I would keep it at 350whp or less, regardless of fuel. Anything more is just a gamble if you drive it often. If you want to fiddle with boost by gear/rpm you can get a little more out of it in the top while keeping the torque at safe levels.
Ok sounds like running a gutted spacer will be fine. I do have a MAC EBC which I've used before.
HMM would it be beneficial to take out the pistons and re-ring it with wider gaps? I heard these FRM walls don't need a hone. You just slap new rings and/or pistons and run it. I'm guessing stock rings run tight gaps which will crack ringlands so the limit is 350. I was basing my guess on max hp on the highest stock block thread https://honda-tech.com/forums/forced...al%2A-2036623/
They're well into the 400's and mid 500's! Ok maybe they won't last long. One claimed to make it to 27k. My cyl walls looked great last time I checked. I'll disassemble the engine again soon. Stock headbolts max hp? I know ARP's are good.
I've run stock head bolts up to 400 no problems. Your mileage may vary with all of it. Can't apply other examples to yours. Some engines will make crazy power without ever being opened, most others pop way sooner.
If you're gonna take it apart and re-ring it, might as well get some Nippon Racing cast pistons with their matching forged rods.
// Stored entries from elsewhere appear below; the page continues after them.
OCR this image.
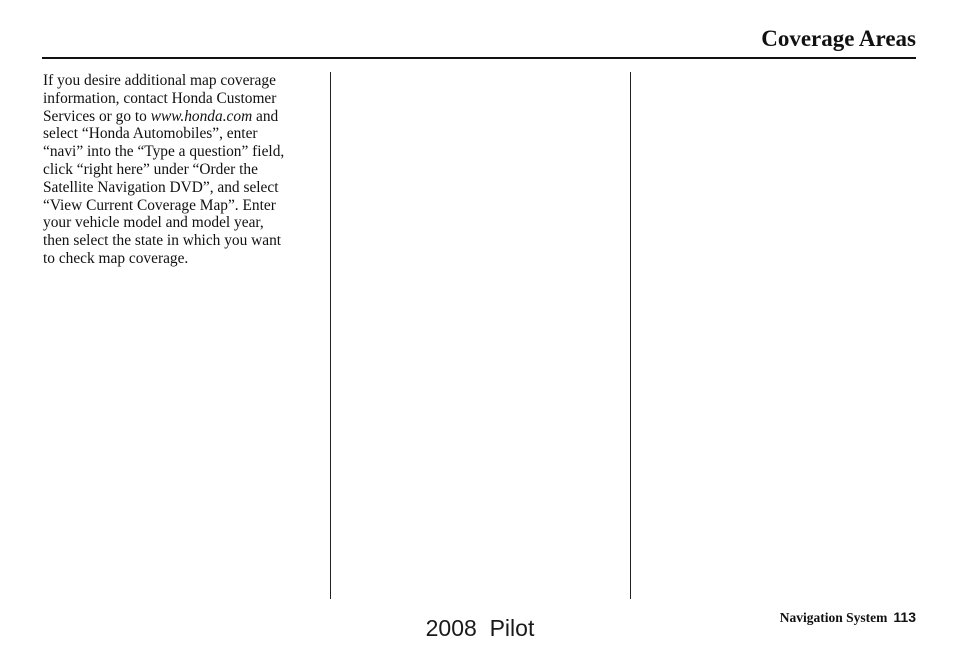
Coverage Areas
If you desire additional map coverage
information, contact Honda Customer
Services or go to www.honda.com and
select “Honda Automobiles”, enter
“navi” into the “Type a question” field,
click “right here” under “Order the
Satellite Navigation DVD”, and select
“View Current Coverage Map”. Enter
your vehicle model and model year,
then select the state in which you want
to check map coverage.
Navigation System 113
2008  Pilot
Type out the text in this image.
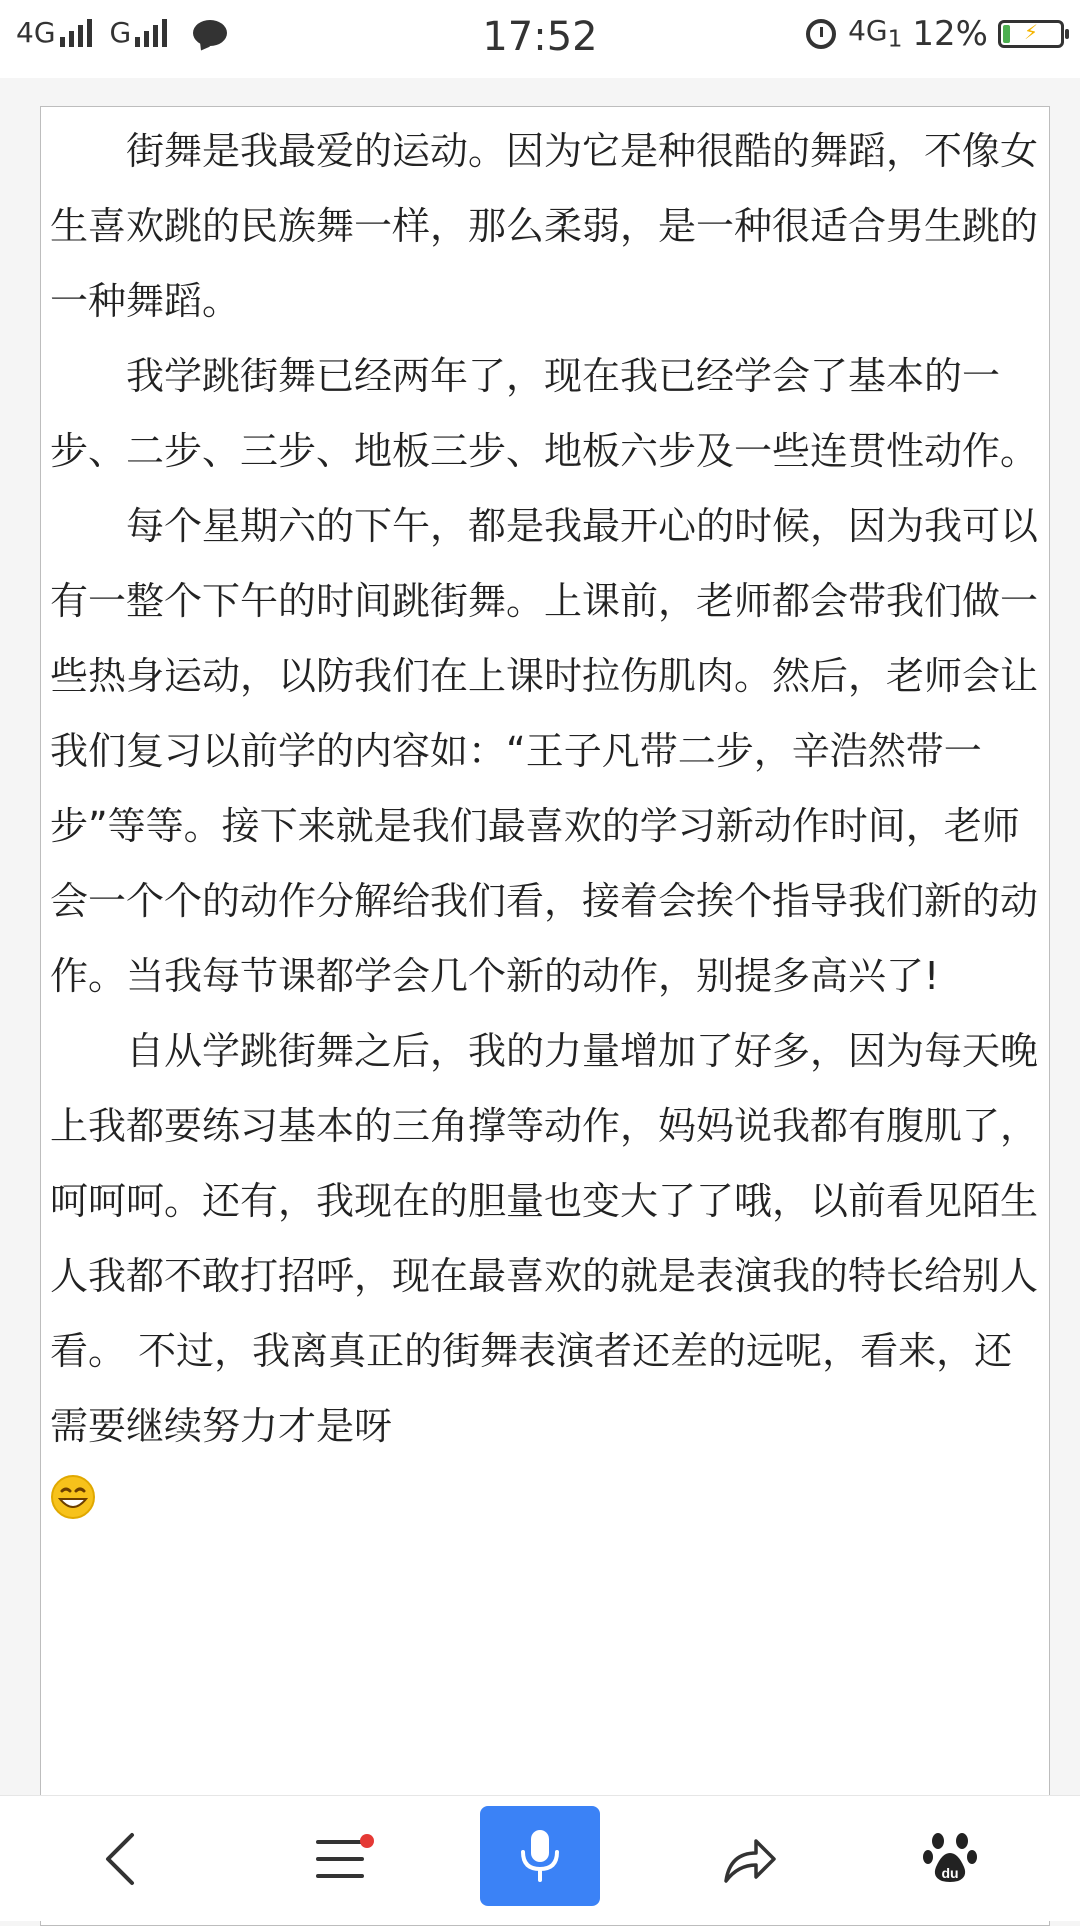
4G G	17:52	$4G_1$ 12%	⚡

街舞是我最爱的运动。因为它是种很酷的舞蹈，不像女生喜欢跳的民族舞一样，那么柔弱，是一种很适合男生跳的一种舞蹈。

我学跳街舞已经两年了，现在我已经学会了基本的一步、二步、三步、地板三步、地板六步及一些连贯性动作。

每个星期六的下午，都是我最开心的时候，因为我可以有一整个下午的时间跳街舞。上课前，老师都会带我们做一些热身运动，以防我们在上课时拉伤肌肉。然后，老师会让我们复习以前学的内容如：“王子凡带二步，辛浩然带一步”等等。接下来就是我们最喜欢的学习新动作时间，老师会一个个的动作分解给我们看，接着会挨个指导我们新的动作。当我每节课都学会几个新的动作，别提多高兴了!

自从学跳街舞之后，我的力量增加了好多，因为每天晚上我都要练习基本的三角撑等动作，妈妈说我都有腹肌了，呵呵呵。还有，我现在的胆量也变大了了哦，以前看见陌生人我都不敢打招呼，现在最喜欢的就是表演我的特长给别人看。 不过，我离真正的街舞表演者还差的远呢，看来，还需要继续努力才是呀

du
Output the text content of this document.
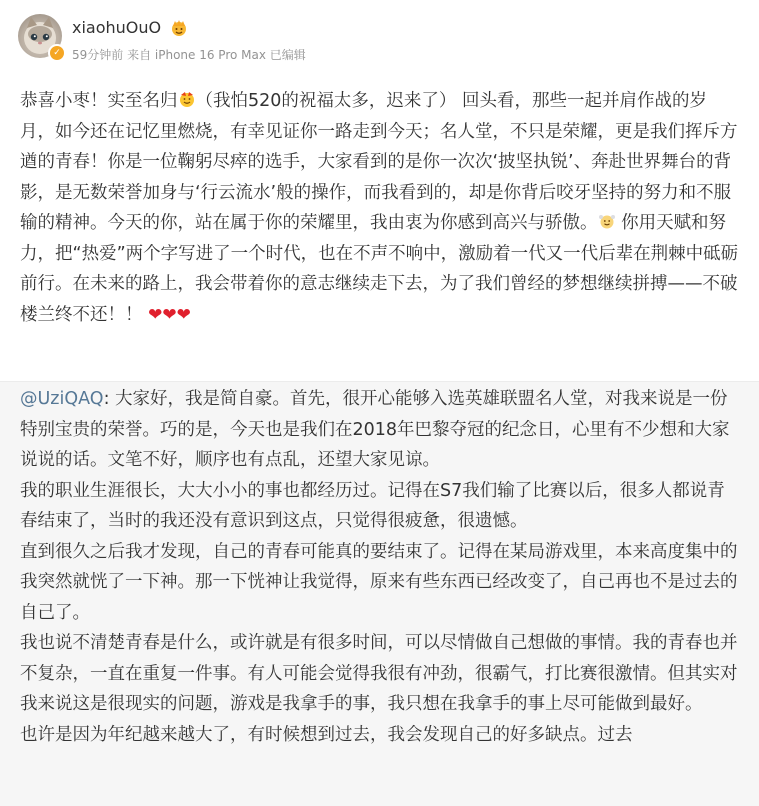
✓
xiaohuOuO
59分钟前 来自 iPhone 16 Pro Max 已编辑
恭喜小枣！实至名归 （我怕520的祝福太多，迟来了） 回头看，那些一起并肩作战的岁月，如今还在记忆里燃烧，有幸见证你一路走到今天；名人堂，不只是荣耀，更是我们挥斥方遒的青春！你是一位鞠躬尽瘁的选手，大家看到的是你一次次‘披坚执锐’、奔赴世界舞台的背影，是无数荣誉加身与‘行云流水’般的操作，而我看到的，却是你背后咬牙坚持的努力和不服输的精神。今天的你，站在属于你的荣耀里，我由衷为你感到高兴与骄傲。 你用天赋和努力，把“热爱”两个字写进了一个时代，也在不声不响中，激励着一代又一代后辈在荆棘中砥砺前行。在未来的路上，我会带着你的意志继续走下去，为了我们曾经的梦想继续拼搏——不破楼兰终不还！！ ❤❤❤
@UziQAQ: 大家好，我是简自豪。首先，很开心能够入选英雄联盟名人堂，对我来说是一份特别宝贵的荣誉。巧的是，今天也是我们在2018年巴黎夺冠的纪念日，心里有不少想和大家说说的话。文笔不好，顺序也有点乱，还望大家见谅。
我的职业生涯很长，大大小小的事也都经历过。记得在S7我们输了比赛以后，很多人都说青春结束了，当时的我还没有意识到这点，只觉得很疲惫，很遗憾。
直到很久之后我才发现，自己的青春可能真的要结束了。记得在某局游戏里，本来高度集中的我突然就恍了一下神。那一下恍神让我觉得，原来有些东西已经改变了，自己再也不是过去的自己了。
我也说不清楚青春是什么，或许就是有很多时间，可以尽情做自己想做的事情。我的青春也并不复杂，一直在重复一件事。有人可能会觉得我很有冲劲，很霸气，打比赛很激情。但其实对我来说这是很现实的问题，游戏是我拿手的事，我只想在我拿手的事上尽可能做到最好。
也许是因为年纪越来越大了，有时候想到过去，我会发现自己的好多缺点。过去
The pistons are cast but made from a better alloy more suitable for boost. They drop right in, assuming you can find them in stock. And yes, opening the gaps some will help.
Alright I think I'll stick with stock bolts cause I'm pretty sure they're not TTY anyways so you can reuse them. Can't seem to find the nippon pistons in 87 so I'm thinking now to just re-ring it and check the bearings and such. I'll also have to check the oil pump clearances. Porting the pump would only be necessary for high rpm circuit racing or extreme high redlines right? I know the stock gears are sintered metal and brittle but I'm not trying to fork over 400 for new billet gears. Lots of ppl are vouching for the OEM pump. I'm not going to ask for a crazy high redline. What's the highest I should go with stock valvetrain and rods?
So the only decent rings I found are Hastings and NPR. Hastings > NPR? I've used NPR rings before and they were thinner than OEM. They also didn't have as high of compression. I broke the top ring in an NPR set and replaced it with an OEM and that one cylinder had higher compression.
Never had issues with any H/F oil pump. The gears tend to break if you run a solid crank pulley because a lot of vibration gets transferred into them. I have ported them before but didn't really notice any difference. There's not really much material to remove, just enough to smooth the edges/flow.
Stock valvetrain will outlive the rods and/or ringlands. Keep it under 8500 for Type-S springs or 7800-8000 for the normal variants. Every 1 psi of boost you run is effectively equivalent to 1 psi of valve spring pressure lost on the intake springs so keep that in mind.
Rods...heh. Hard to say. You gotta keep them happy because they are fickle, lackluster things. The lower you are under 300wtq, the better chance the engine has of living. It's important to limit the torque in the low end/midrange.
Rings, I use hastings on stock rebuilds typically. Never had any issues. Other people will have different opinions.
My block says H22A. Is this a JDM version? I bought it from a dude who crashed his EK. The cam gears were broken when I got it. I've never ran it. Would it be worth to get Supertech springs? https://www.ebay.com/itm/174731311985
Newer LMA's from h22a4 will require a shim right? https://www.ebay.com/itm/333894060611 .040" washer. Quote from another thread "$1 for the stainless washers at home depot. They are #10 and come in a plastic package with almost 15 of them." Should I even upgrade these if my LMA's seem fine? I pushed them and they didn't stick.
Stock pan is ok for H2b? I know it doesn't sit right but will work?